SAN DIEGO - A cruise ship on which more than 100 people have been stricken with stomach flu-like symptoms has steamed out of San Diego Bay, with 11 passengers getting off the ship early.
The Crown Princess departed Los Angeles on Saturday for a tour of the California coastline. Since then, 104 passengers and 25 crew members have fallen ill with what's believed to be the Norovirus, Princess Cruises company spokeswoman Karen Candy said in a statement.
Nororvirus is highly contagious and presents symptoms similar to a stomach flu or food poisoning. The afflicted have been isolated in their cabins, Candy said.
By Thursday afternoon, constant cleaning and other measures led to an improvement for many of those stricken. Fifteen were still reported to be suffering symptoms and most of those confined to their cabins were given the all-clear.
San Diego was a pre-scheduled stop on the cruise's schedule, which also included a stop in Santa Barbara on Wednesday. It is scheduled to return to Los Angeles on Saturday.
10News spoke with several passengers about their ordeal.

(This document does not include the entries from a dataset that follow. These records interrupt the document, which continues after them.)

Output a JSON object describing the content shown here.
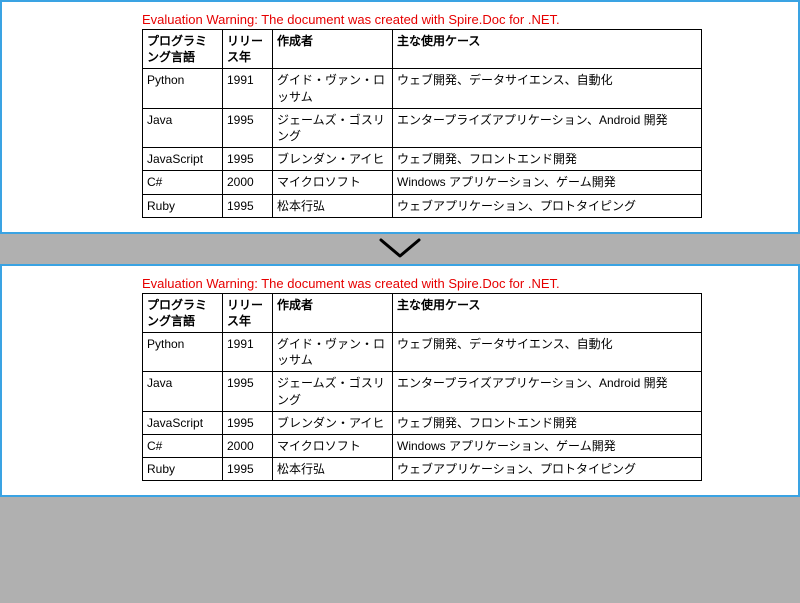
{
  "warning": "Evaluation Warning: The document was created with Spire.Doc for .NET.",
  "table": {
    "headers": {
      "lang": "プログラミング言語",
      "year": "リリース年",
      "creator": "作成者",
      "use": "主な使用ケース"
    },
    "rows": [
      {
        "lang": "Python",
        "year": "1991",
        "creator": "グイド・ヴァン・ロッサム",
        "use": "ウェブ開発、データサイエンス、自動化"
      },
      {
        "lang": "Java",
        "year": "1995",
        "creator": "ジェームズ・ゴスリング",
        "use": "エンタープライズアプリケーション、Android 開発"
      },
      {
        "lang": "JavaScript",
        "year": "1995",
        "creator": "ブレンダン・アイヒ",
        "use": "ウェブ開発、フロントエンド開発"
      },
      {
        "lang": "C#",
        "year": "2000",
        "creator": "マイクロソフト",
        "use": "Windows アプリケーション、ゲーム開発"
      },
      {
        "lang": "Ruby",
        "year": "1995",
        "creator": "松本行弘",
        "use": "ウェブアプリケーション、プロトタイピング"
      }
    ]
  }
}
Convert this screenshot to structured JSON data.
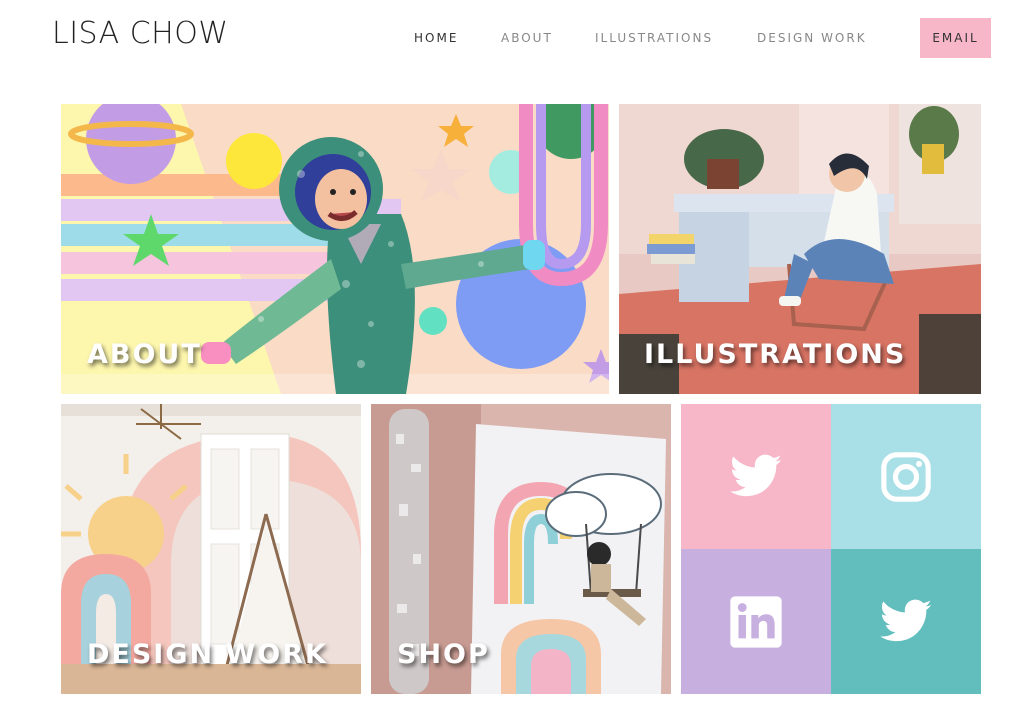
{
  "header": {
    "logo": "LISA CHOW",
    "nav": [
      {
        "label": "HOME",
        "active": true
      },
      {
        "label": "ABOUT",
        "active": false
      },
      {
        "label": "ILLUSTRATIONS",
        "active": false
      },
      {
        "label": "DESIGN WORK",
        "active": false
      }
    ],
    "email_label": "EMAIL"
  },
  "tiles": {
    "about": "ABOUT",
    "illustrations": "ILLUSTRATIONS",
    "design_work": "DESIGN WORK",
    "shop": "SHOP"
  },
  "social": [
    {
      "icon": "twitter-icon",
      "color": "#f7b7c9"
    },
    {
      "icon": "instagram-icon",
      "color": "#a9dfe6"
    },
    {
      "icon": "linkedin-icon",
      "color": "#c7afe0"
    },
    {
      "icon": "twitter-icon",
      "color": "#62bdbd"
    }
  ],
  "colors": {
    "accent": "#f7b7c8",
    "nav_text": "#888888",
    "nav_active": "#333333"
  }
}
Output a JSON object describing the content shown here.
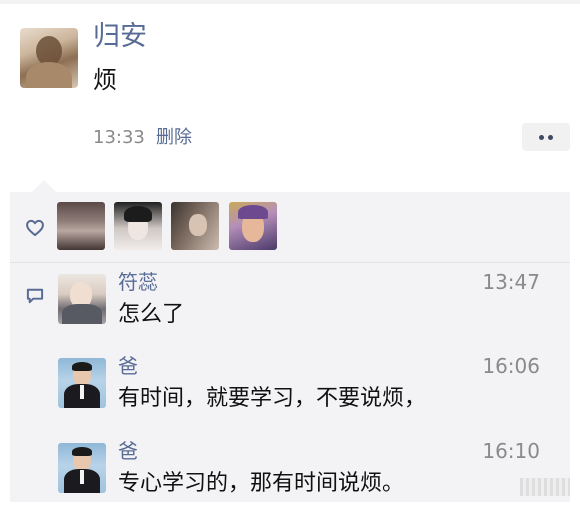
{
  "post": {
    "author_name": "归安",
    "text": "烦",
    "time": "13:33",
    "delete_label": "删除",
    "more_icon": "more-dots-icon"
  },
  "likes": {
    "icon": "heart-icon",
    "avatars": [
      "liker-avatar-1",
      "liker-avatar-2",
      "liker-avatar-3",
      "liker-avatar-4"
    ]
  },
  "comments": {
    "icon": "comment-icon",
    "items": [
      {
        "name": "符蕊",
        "time": "13:47",
        "text": "怎么了"
      },
      {
        "name": "爸",
        "time": "16:06",
        "text": "有时间，就要学习，不要说烦，"
      },
      {
        "name": "爸",
        "time": "16:10",
        "text": "专心学习的，那有时间说烦。"
      }
    ]
  },
  "colors": {
    "name_link": "#576b95",
    "meta_gray": "#8a8a8a",
    "panel_bg": "#f3f3f5"
  }
}
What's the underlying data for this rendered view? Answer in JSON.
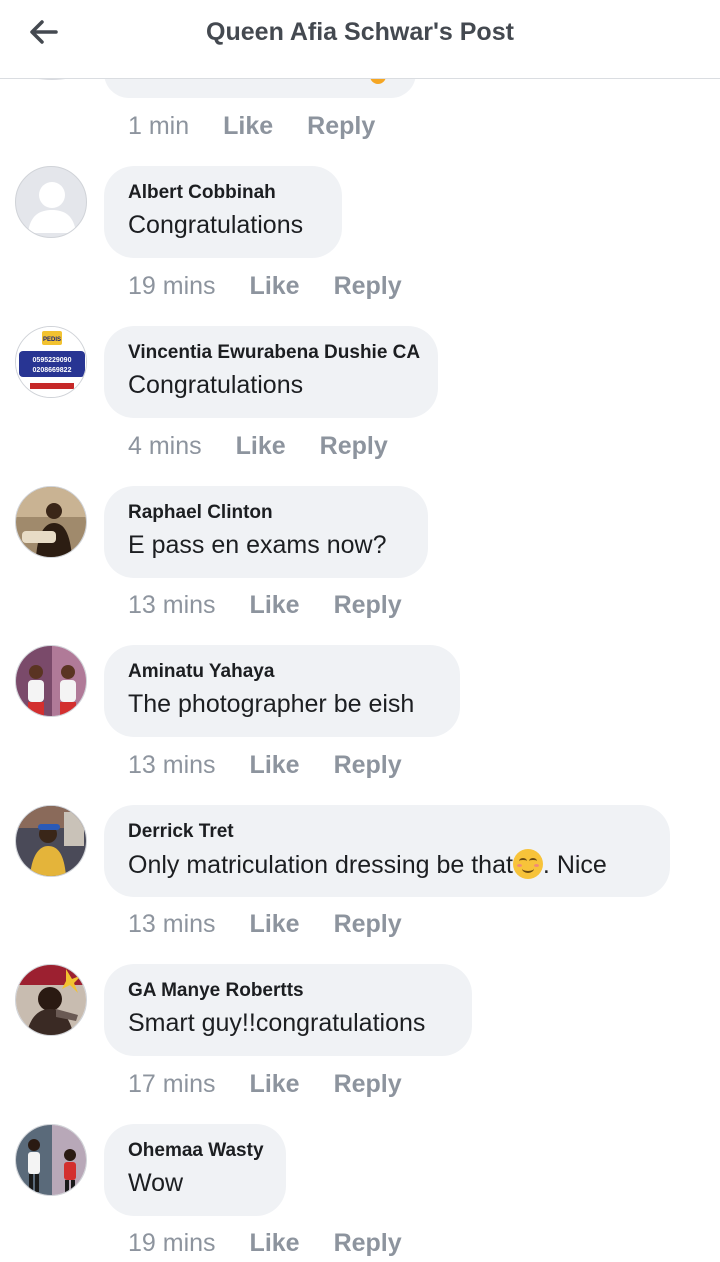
{
  "header": {
    "title": "Queen Afia Schwar's Post"
  },
  "previous_comment": {
    "time": "1 min",
    "like": "Like",
    "reply": "Reply"
  },
  "comments": [
    {
      "author": "Albert Cobbinah",
      "text": "Congratulations",
      "time": "19 mins",
      "like": "Like",
      "reply": "Reply",
      "avatar": "default-avatar"
    },
    {
      "author": "Vincentia Ewurabena Dushie CA",
      "text": "Congratulations",
      "time": "4 mins",
      "like": "Like",
      "reply": "Reply",
      "avatar": "logo-avatar",
      "avatar_text": [
        "PEDIS",
        "0595229090",
        "0208669822"
      ]
    },
    {
      "author": "Raphael Clinton",
      "text": "E pass en exams now?",
      "time": "13 mins",
      "like": "Like",
      "reply": "Reply",
      "avatar": "photo-avatar"
    },
    {
      "author": "Aminatu Yahaya",
      "text": "The photographer be eish",
      "time": "13 mins",
      "like": "Like",
      "reply": "Reply",
      "avatar": "photo-avatar"
    },
    {
      "author": "Derrick Tret",
      "text_before": "Only matriculation dressing be that",
      "text_after": ". Nice",
      "emoji": "smiling-face-emoji",
      "time": "13 mins",
      "like": "Like",
      "reply": "Reply",
      "avatar": "photo-avatar"
    },
    {
      "author": "GA Manye Robertts",
      "text": "Smart guy!!congratulations",
      "time": "17 mins",
      "like": "Like",
      "reply": "Reply",
      "avatar": "photo-avatar"
    },
    {
      "author": "Ohemaa Wasty",
      "text": "Wow",
      "time": "19 mins",
      "like": "Like",
      "reply": "Reply",
      "avatar": "photo-avatar"
    }
  ],
  "colors": {
    "bubble": "#f0f2f5",
    "meta": "#8d949e",
    "title": "#444950",
    "text": "#1c1e21"
  }
}
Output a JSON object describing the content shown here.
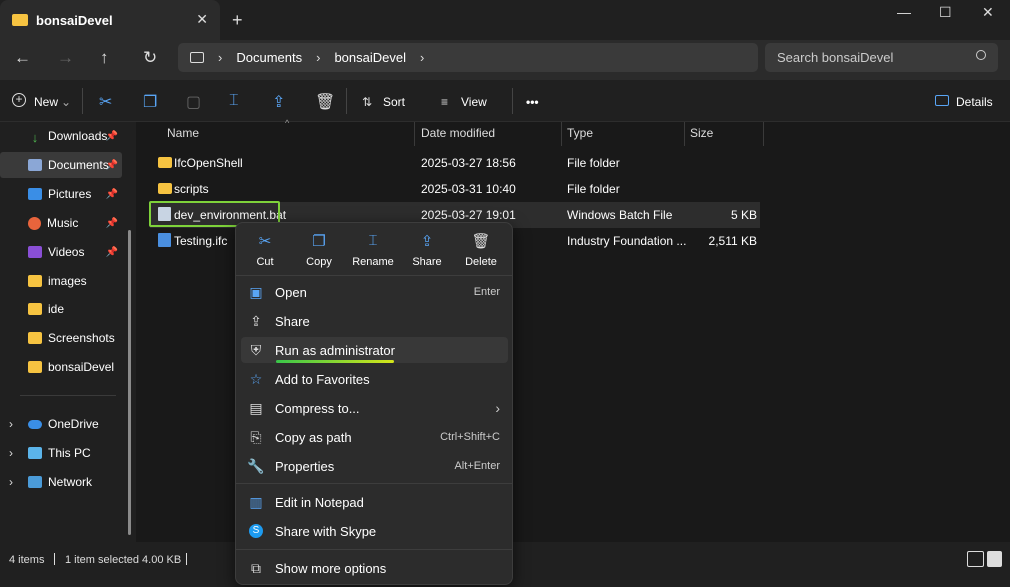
{
  "window": {
    "tab_title": "bonsaiDevel",
    "minimize": "—",
    "maximize": "☐",
    "close": "✕",
    "new_tab": "+"
  },
  "nav": {
    "back": "←",
    "forward": "→",
    "up": "↑",
    "refresh": "↻",
    "breadcrumb": [
      "Documents",
      "bonsaiDevel"
    ],
    "search_placeholder": "Search bonsaiDevel"
  },
  "toolbar": {
    "new_label": "New",
    "sort_label": "Sort",
    "view_label": "View",
    "more_label": "•••",
    "details_label": "Details"
  },
  "sidebar": {
    "items": [
      {
        "label": "Downloads",
        "icon": "download-icon",
        "pinned": true
      },
      {
        "label": "Documents",
        "icon": "documents-icon",
        "pinned": true,
        "selected": true
      },
      {
        "label": "Pictures",
        "icon": "pictures-icon",
        "pinned": true
      },
      {
        "label": "Music",
        "icon": "music-icon",
        "pinned": true
      },
      {
        "label": "Videos",
        "icon": "videos-icon",
        "pinned": true
      },
      {
        "label": "images",
        "icon": "folder-icon"
      },
      {
        "label": "ide",
        "icon": "folder-icon"
      },
      {
        "label": "Screenshots",
        "icon": "folder-icon"
      },
      {
        "label": "bonsaiDevel",
        "icon": "folder-icon"
      }
    ],
    "roots": [
      {
        "label": "OneDrive",
        "icon": "onedrive-icon"
      },
      {
        "label": "This PC",
        "icon": "pc-icon"
      },
      {
        "label": "Network",
        "icon": "network-icon"
      }
    ]
  },
  "columns": {
    "name": "Name",
    "date": "Date modified",
    "type": "Type",
    "size": "Size"
  },
  "files": [
    {
      "name": "IfcOpenShell",
      "date": "2025-03-27 18:56",
      "type": "File folder",
      "size": ""
    },
    {
      "name": "scripts",
      "date": "2025-03-31 10:40",
      "type": "File folder",
      "size": ""
    },
    {
      "name": "dev_environment.bat",
      "date": "2025-03-27 19:01",
      "type": "Windows Batch File",
      "size": "5 KB"
    },
    {
      "name": "Testing.ifc",
      "date": "",
      "type": "Industry Foundation ...",
      "size": "2,511 KB"
    }
  ],
  "status": {
    "count": "4 items",
    "selected": "1 item selected  4.00 KB"
  },
  "context_menu": {
    "quick_actions": [
      "Cut",
      "Copy",
      "Rename",
      "Share",
      "Delete"
    ],
    "items": [
      {
        "label": "Open",
        "shortcut": "Enter"
      },
      {
        "label": "Share",
        "shortcut": ""
      },
      {
        "label": "Run as administrator",
        "shortcut": ""
      },
      {
        "label": "Add to Favorites",
        "shortcut": ""
      },
      {
        "label": "Compress to...",
        "shortcut": "›"
      },
      {
        "label": "Copy as path",
        "shortcut": "Ctrl+Shift+C"
      },
      {
        "label": "Properties",
        "shortcut": "Alt+Enter"
      },
      {
        "label": "Edit in Notepad",
        "shortcut": ""
      },
      {
        "label": "Share with Skype",
        "shortcut": ""
      },
      {
        "label": "Show more options",
        "shortcut": ""
      }
    ]
  }
}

Michael Zagorin of Olympia, Wash., said, "The crew handled it really great. They kept wiping stuff down all the time. They also said to wash your hands very frequently, which is the best thing to do."
Jean Jenkins of Simi Valley added, "The reality is when you have a confined audience, it's easily spread but with the steps the guest were taking and the cruise ship is taking; this has been well-managed."
David Sester of Palm Springs was one of 11 people who chose to abandon ship in San Diego. He told of a long wait for dinner and that it wasn't as well prepared as earlier meals.
"We had two more days, two more days to be on the ship; it wasn't worth it so we just felt we'd better get off now," said Sester.
Anyone leaving early was charged $300. Maritime law says a passenger can't board and disembark from different U.S. ports unless there is a stop in another country in between.
10News learned that fine will be paid by Princess Cruises.
Statement from Princess Cruises
Onboard the current sailing of Crown Princess, there has been an increase in the number of cases of gastrointestinal illness among passengers. We believe the cause to be the common virus called Norovirus which is extremely contagious and easily transmitted from person-to-person. The U.S. Centers for Disease Control and Prevention (CDC) reports widespread Norovirus activity throughout North America that has affected people in schools, hospitals, nursing homes, childcare centers, as well as cruise ships this season.
All individuals who are ill (currently 94 passengers and 23 crew members), have been isolated in their cabins until they are not contagious.
We have implemented enhanced sanitation procedures onboard Crown Princess to interrupt the person-to-person spread of this illness. Our sanitation program has been developed in coordination with the CDC and includes such measures as thorough disinfection of high-touch surfaces like railings, door handles and elevator buttons; encouraging passengers to use correct hand washing procedures and enhancing this with the use of hand sanitizing gels placed throughout the ship; isolating ill passengers in cabins until non-contagious; encouraging passengers to use their own cabin’s bathroom facilities; and providing regular verbal and written communication to passengers about steps they can take to stay well while onboard.
Crown Princess is currently sailing on a seven-day California Coast cruise roundtrip from Los Angeles that departed April 5.
Historic incidence rates of gastrointestinal illness aboard cruise ships are very low. According to the (CDC) the vast majority of outbreaks occur in land-based settings. Additional information can be found at CDC’s Facts About Noroviruses on Cruise Ships.
In 2013, there were 7 norovirus outbreaks industry wide reported to the CDC, involving a total of 1,238 passengers. To put that into perspective, approximately 21.3 million passengers sailed on Cruise Line International Association member cruise ships in 2013 so this figure represents approximately six one thousandths of one percent (.006%) of global passengers. Additionally, the CDC reports there are about 20 million norovirus cases in any typical year on land in the United States.